Last week, I came home to find an envelope at my door.
A FedEx envelope.
I know! FedEx means something really good. Or really bad. Or in this case, something to be really ambivalent about.
I knew what was in the envelope before I opened it. It was something that I'd been waiting months for, and also dreading.
Inside the envelope was another, letter-sized envelope. Inside that envelope, a check. It was the check from my father's estate.. my inheritance. (In case you missed it... The post about the passing of my father.)
It wasn't a lot of money. It was enough to pay off my modest debt, which I did. And after that bit of dutifully doing of the right thing, there was even a little left over.
That was nice.
But, you know, I'd trade a whole lot of cushion money for years full of fond memories, stacks of letters with stories and sound advice, event just a good idea of who this man was, and how I'm like him, and how I'm different.
Getting that FedEx envelope is the last exchange I'll have with father. It was wholly unsatisfying and empty, like a period on an incomplete sentence. But, pretty much true to form.
Since he died... or more precisely, since I found out that he'd died... I've come to imagining that as the years ticked by, my father wanted to find some way to connect with me. When I turned 10, then 20, then 30, and yes, even 40, he must have had regrets and felt like he was missing something.
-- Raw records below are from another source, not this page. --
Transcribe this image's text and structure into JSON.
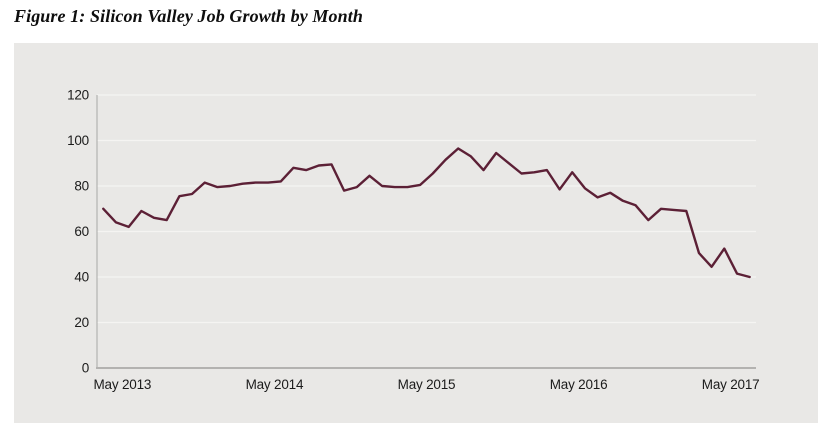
{
  "figure": {
    "title": "Figure 1: Silicon Valley Job Growth by Month"
  },
  "chart_data": {
    "type": "line",
    "title": "Figure 1: Silicon Valley Job Growth by Month",
    "values": [
      70,
      64,
      62,
      69,
      66,
      65,
      75.5,
      76.5,
      81.5,
      79.5,
      80,
      81,
      81.5,
      81.5,
      82,
      88,
      87,
      89,
      89.5,
      78,
      79.5,
      84.5,
      80,
      79.5,
      79.5,
      80.5,
      85.5,
      91.5,
      96.5,
      93,
      87,
      94.5,
      90,
      85.5,
      86,
      87,
      78.5,
      86,
      79,
      75,
      77,
      73.5,
      71.5,
      65,
      70,
      69.5,
      69,
      50.5,
      44.5,
      52.5,
      41.5,
      40
    ],
    "x_tick_labels": [
      {
        "label": "May 2013",
        "month_index": 2
      },
      {
        "label": "May 2014",
        "month_index": 14
      },
      {
        "label": "May 2015",
        "month_index": 26
      },
      {
        "label": "May 2016",
        "month_index": 38
      },
      {
        "label": "May 2017",
        "month_index": 50
      }
    ],
    "y_ticks": [
      0,
      20,
      40,
      60,
      80,
      100,
      120
    ],
    "ylim": [
      0,
      120
    ],
    "grid": true,
    "legend": "none",
    "line_color": "#5c2036",
    "plot_bg_color": "#e9e8e6",
    "gridline_color": "#f5f4f2",
    "axis_color": "#a8a7a5",
    "baseline_color": "#b3b2b0",
    "label_color": "#1b1b1b"
  }
}
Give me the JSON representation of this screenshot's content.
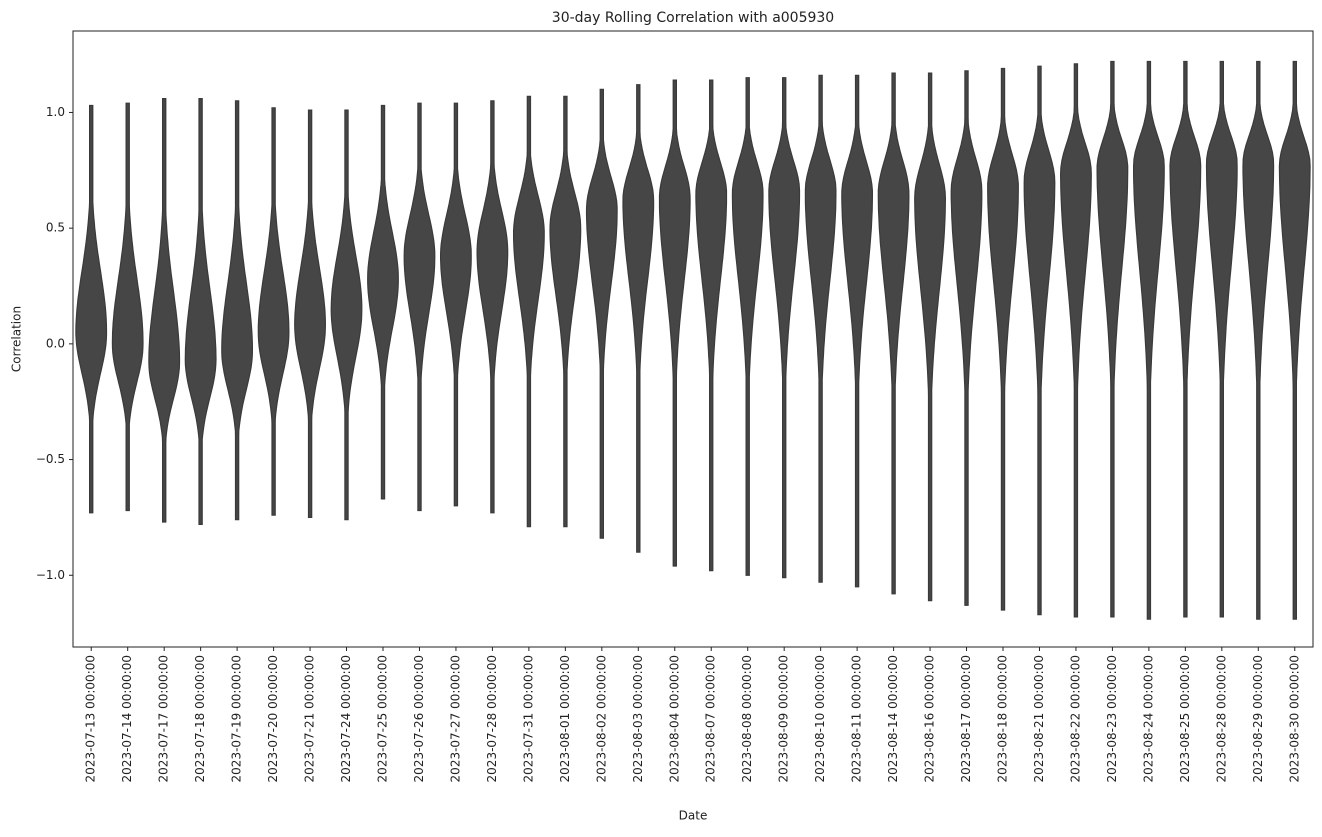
{
  "chart_data": {
    "type": "violin",
    "title": "30-day Rolling Correlation with a005930",
    "xlabel": "Date",
    "ylabel": "Correlation",
    "categories": [
      "2023-07-13 00:00:00",
      "2023-07-14 00:00:00",
      "2023-07-17 00:00:00",
      "2023-07-18 00:00:00",
      "2023-07-19 00:00:00",
      "2023-07-20 00:00:00",
      "2023-07-21 00:00:00",
      "2023-07-24 00:00:00",
      "2023-07-25 00:00:00",
      "2023-07-26 00:00:00",
      "2023-07-27 00:00:00",
      "2023-07-28 00:00:00",
      "2023-07-31 00:00:00",
      "2023-08-01 00:00:00",
      "2023-08-02 00:00:00",
      "2023-08-03 00:00:00",
      "2023-08-04 00:00:00",
      "2023-08-07 00:00:00",
      "2023-08-08 00:00:00",
      "2023-08-09 00:00:00",
      "2023-08-10 00:00:00",
      "2023-08-11 00:00:00",
      "2023-08-14 00:00:00",
      "2023-08-16 00:00:00",
      "2023-08-17 00:00:00",
      "2023-08-18 00:00:00",
      "2023-08-21 00:00:00",
      "2023-08-22 00:00:00",
      "2023-08-23 00:00:00",
      "2023-08-24 00:00:00",
      "2023-08-25 00:00:00",
      "2023-08-28 00:00:00",
      "2023-08-29 00:00:00",
      "2023-08-30 00:00:00"
    ],
    "max": [
      1.03,
      1.04,
      1.06,
      1.06,
      1.05,
      1.02,
      1.01,
      1.01,
      1.03,
      1.04,
      1.04,
      1.05,
      1.07,
      1.07,
      1.1,
      1.12,
      1.14,
      1.14,
      1.15,
      1.15,
      1.16,
      1.16,
      1.17,
      1.17,
      1.18,
      1.19,
      1.2,
      1.21,
      1.22,
      1.22,
      1.22,
      1.22,
      1.22,
      1.22
    ],
    "median": [
      0.05,
      0.0,
      -0.08,
      -0.07,
      -0.03,
      0.05,
      0.08,
      0.15,
      0.28,
      0.38,
      0.38,
      0.4,
      0.48,
      0.5,
      0.58,
      0.62,
      0.63,
      0.65,
      0.65,
      0.66,
      0.66,
      0.65,
      0.65,
      0.63,
      0.66,
      0.68,
      0.7,
      0.74,
      0.76,
      0.77,
      0.77,
      0.78,
      0.78,
      0.77
    ],
    "min": [
      -0.73,
      -0.72,
      -0.77,
      -0.78,
      -0.76,
      -0.74,
      -0.75,
      -0.76,
      -0.67,
      -0.72,
      -0.7,
      -0.73,
      -0.79,
      -0.79,
      -0.84,
      -0.9,
      -0.96,
      -0.98,
      -1.0,
      -1.01,
      -1.03,
      -1.05,
      -1.08,
      -1.11,
      -1.13,
      -1.15,
      -1.17,
      -1.18,
      -1.18,
      -1.19,
      -1.18,
      -1.18,
      -1.19,
      -1.19
    ],
    "color": "#464646",
    "ylim": [
      -1.31,
      1.352
    ],
    "yticks": [
      {
        "value": -1.0,
        "label": "−1.0"
      },
      {
        "value": -0.5,
        "label": "−0.5"
      },
      {
        "value": 0,
        "label": "0.0"
      },
      {
        "value": 0.5,
        "label": "0.5"
      },
      {
        "value": 1.0,
        "label": "1.0"
      }
    ]
  }
}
I bet he just had no idea how to break through that thick ice.
I'd like to think that he wanted to make it up to me somehow, starting, maybe, with a gift, a gift to make up for the missed birthdays and Christmases and Graduations and wedding and the births of children and a sorry-about-the-divorce beer, but he didn't even know me, let alone what get me, what would come close to making up for all of that. So he gave me what he could... money. And he did it in the least personal way possible, through the mail, with no accompanying note because, as we know, he's been dead for almost 2 years, which is a very extreme way to avoid personal contact. I guess that was just his way.
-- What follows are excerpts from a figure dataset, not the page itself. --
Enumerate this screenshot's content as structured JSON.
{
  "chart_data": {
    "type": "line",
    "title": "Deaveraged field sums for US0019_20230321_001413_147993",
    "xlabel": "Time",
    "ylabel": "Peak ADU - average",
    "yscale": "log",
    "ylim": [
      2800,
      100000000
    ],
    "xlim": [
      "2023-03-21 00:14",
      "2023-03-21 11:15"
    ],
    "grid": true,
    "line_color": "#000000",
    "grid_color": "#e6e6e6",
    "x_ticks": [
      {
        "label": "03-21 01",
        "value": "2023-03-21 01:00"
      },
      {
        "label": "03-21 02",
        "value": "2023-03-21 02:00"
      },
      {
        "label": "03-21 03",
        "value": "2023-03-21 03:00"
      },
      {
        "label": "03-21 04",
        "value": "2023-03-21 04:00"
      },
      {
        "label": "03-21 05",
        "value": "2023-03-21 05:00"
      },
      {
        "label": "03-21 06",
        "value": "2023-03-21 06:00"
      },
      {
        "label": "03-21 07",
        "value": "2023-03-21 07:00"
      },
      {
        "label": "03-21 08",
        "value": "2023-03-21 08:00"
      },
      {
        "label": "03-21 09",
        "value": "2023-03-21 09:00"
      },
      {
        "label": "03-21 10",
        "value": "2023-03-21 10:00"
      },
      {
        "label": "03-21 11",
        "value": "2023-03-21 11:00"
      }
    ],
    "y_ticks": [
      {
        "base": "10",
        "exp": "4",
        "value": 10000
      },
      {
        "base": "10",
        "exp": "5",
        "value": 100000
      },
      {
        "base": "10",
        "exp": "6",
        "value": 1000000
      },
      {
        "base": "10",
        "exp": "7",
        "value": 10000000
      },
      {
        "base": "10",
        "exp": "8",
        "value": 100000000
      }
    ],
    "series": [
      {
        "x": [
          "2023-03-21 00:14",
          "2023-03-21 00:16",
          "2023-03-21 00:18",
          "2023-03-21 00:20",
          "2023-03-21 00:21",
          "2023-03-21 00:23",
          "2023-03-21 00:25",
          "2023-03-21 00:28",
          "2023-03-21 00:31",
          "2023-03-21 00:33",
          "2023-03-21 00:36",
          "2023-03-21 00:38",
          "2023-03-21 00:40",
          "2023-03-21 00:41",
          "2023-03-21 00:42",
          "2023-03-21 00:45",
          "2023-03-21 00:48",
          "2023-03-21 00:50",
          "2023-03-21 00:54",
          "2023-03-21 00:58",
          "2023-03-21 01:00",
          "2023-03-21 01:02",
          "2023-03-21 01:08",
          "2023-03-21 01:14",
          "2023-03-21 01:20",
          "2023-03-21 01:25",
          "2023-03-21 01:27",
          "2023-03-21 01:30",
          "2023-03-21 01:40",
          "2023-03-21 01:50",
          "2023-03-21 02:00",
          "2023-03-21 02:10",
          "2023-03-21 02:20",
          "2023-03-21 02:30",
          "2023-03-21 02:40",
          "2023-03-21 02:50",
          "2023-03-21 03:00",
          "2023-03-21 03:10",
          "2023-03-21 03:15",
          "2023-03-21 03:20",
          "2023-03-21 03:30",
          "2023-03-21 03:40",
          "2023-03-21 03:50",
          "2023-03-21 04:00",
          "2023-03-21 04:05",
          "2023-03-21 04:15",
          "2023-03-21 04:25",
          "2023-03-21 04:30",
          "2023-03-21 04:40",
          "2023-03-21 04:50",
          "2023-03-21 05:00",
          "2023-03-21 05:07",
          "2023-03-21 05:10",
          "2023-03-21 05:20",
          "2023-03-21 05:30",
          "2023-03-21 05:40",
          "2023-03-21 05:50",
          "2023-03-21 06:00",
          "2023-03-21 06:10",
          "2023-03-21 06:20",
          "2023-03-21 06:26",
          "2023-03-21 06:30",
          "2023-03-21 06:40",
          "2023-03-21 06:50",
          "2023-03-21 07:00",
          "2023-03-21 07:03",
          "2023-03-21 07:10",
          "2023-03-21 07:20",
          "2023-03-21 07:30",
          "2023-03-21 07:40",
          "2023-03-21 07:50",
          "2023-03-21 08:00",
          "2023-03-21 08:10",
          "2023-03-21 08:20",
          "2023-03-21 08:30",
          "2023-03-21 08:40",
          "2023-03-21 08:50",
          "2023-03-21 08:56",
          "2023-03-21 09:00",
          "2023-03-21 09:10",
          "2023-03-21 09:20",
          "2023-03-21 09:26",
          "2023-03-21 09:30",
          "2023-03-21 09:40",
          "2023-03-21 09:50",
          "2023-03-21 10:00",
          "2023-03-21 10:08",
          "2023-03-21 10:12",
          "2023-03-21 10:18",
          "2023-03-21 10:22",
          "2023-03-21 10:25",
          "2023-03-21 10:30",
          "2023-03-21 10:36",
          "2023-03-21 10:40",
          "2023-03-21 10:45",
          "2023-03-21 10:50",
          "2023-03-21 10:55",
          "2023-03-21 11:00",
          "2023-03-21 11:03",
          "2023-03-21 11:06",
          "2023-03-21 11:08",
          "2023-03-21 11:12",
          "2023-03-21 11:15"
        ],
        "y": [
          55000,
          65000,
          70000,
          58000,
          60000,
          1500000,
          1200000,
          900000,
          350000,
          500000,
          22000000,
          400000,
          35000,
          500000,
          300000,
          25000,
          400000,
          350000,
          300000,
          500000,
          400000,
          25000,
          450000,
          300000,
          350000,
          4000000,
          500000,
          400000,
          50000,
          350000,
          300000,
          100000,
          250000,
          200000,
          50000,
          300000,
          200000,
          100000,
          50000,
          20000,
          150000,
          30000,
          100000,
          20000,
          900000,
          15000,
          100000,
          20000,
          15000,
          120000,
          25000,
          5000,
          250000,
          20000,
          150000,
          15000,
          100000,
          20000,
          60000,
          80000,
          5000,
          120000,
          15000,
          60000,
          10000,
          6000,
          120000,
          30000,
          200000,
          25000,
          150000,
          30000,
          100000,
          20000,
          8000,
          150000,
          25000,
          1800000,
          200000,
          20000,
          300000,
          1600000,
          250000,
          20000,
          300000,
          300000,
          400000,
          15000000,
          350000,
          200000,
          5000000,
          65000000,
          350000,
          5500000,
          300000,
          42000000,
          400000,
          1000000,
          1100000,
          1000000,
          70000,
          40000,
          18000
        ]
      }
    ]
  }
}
So, I took matters into my own hands.
I completed the sentence.
I helped him buy me a gift.
And I believe if you look in Emily Post's Book of Etiquette, it will tell you that the proper gift for a posthumous apology for not being a part of your son's life is... a Ducati.
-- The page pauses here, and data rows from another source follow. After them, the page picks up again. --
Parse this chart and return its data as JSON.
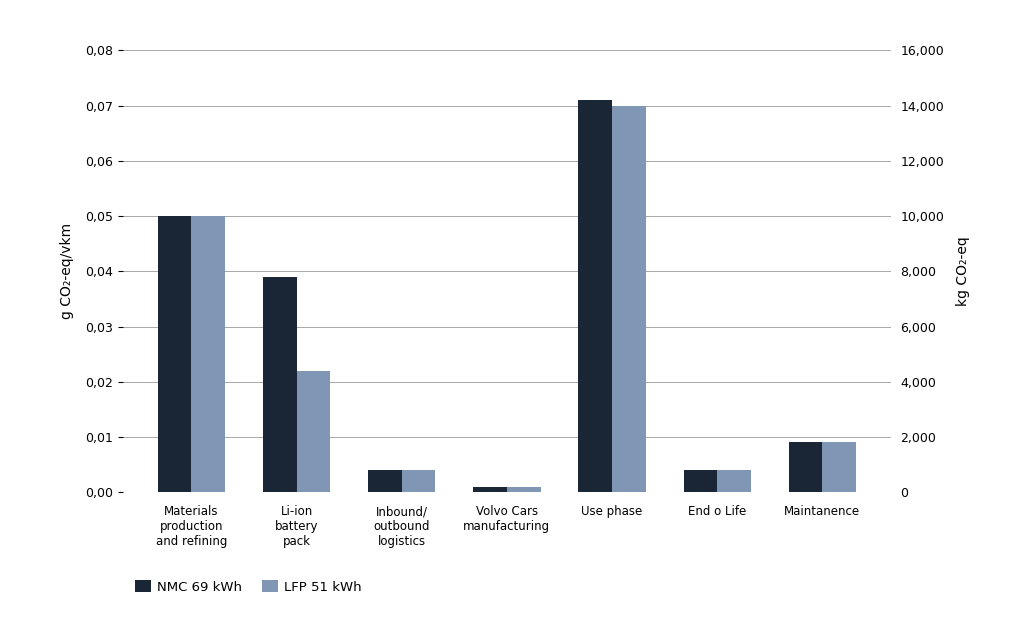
{
  "categories": [
    "Materials\nproduction\nand refining",
    "Li-ion\nbattery\npack",
    "Inbound/\noutbound\nlogistics",
    "Volvo Cars\nmanufacturing",
    "Use phase",
    "End o Life",
    "Maintanence"
  ],
  "nmc_values": [
    0.05,
    0.039,
    0.004,
    0.001,
    0.071,
    0.004,
    0.009
  ],
  "lfp_values": [
    0.05,
    0.022,
    0.004,
    0.001,
    0.07,
    0.004,
    0.009
  ],
  "nmc_color": "#1a2535",
  "lfp_color": "#7f96b5",
  "ylabel_left": "g CO₂-eq/vkm",
  "ylabel_right": "kg CO₂-eq",
  "ylim_left": [
    0,
    0.08
  ],
  "ylim_right": [
    0,
    16000
  ],
  "yticks_left": [
    0.0,
    0.01,
    0.02,
    0.03,
    0.04,
    0.05,
    0.06,
    0.07,
    0.08
  ],
  "yticks_right": [
    0,
    2000,
    4000,
    6000,
    8000,
    10000,
    12000,
    14000,
    16000
  ],
  "legend_labels": [
    "NMC 69 kWh",
    "LFP 51 kWh"
  ],
  "background_color": "#ffffff",
  "bar_width": 0.32,
  "grid_color": "#999999",
  "tick_fontsize": 9,
  "label_fontsize": 10
}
Ducati, saying "I'm sorry I screwed up", with horsepower and sex appeal, since 1926.
It was a fantastic 3+ hour ride home on the back roads of Indiana between Merrillville and Carmel. Liberating. Exhilarating. Gratifying. I won't say I've come to peace with my father, yet, but that ride sure helped. I bet the next one will, too.
*Yes, for those keeping count, that's two Ducati in my garage. And yes, the plural of "Ducati" is "Ducati". (In case you missed it... How I came to own my first Ducati.)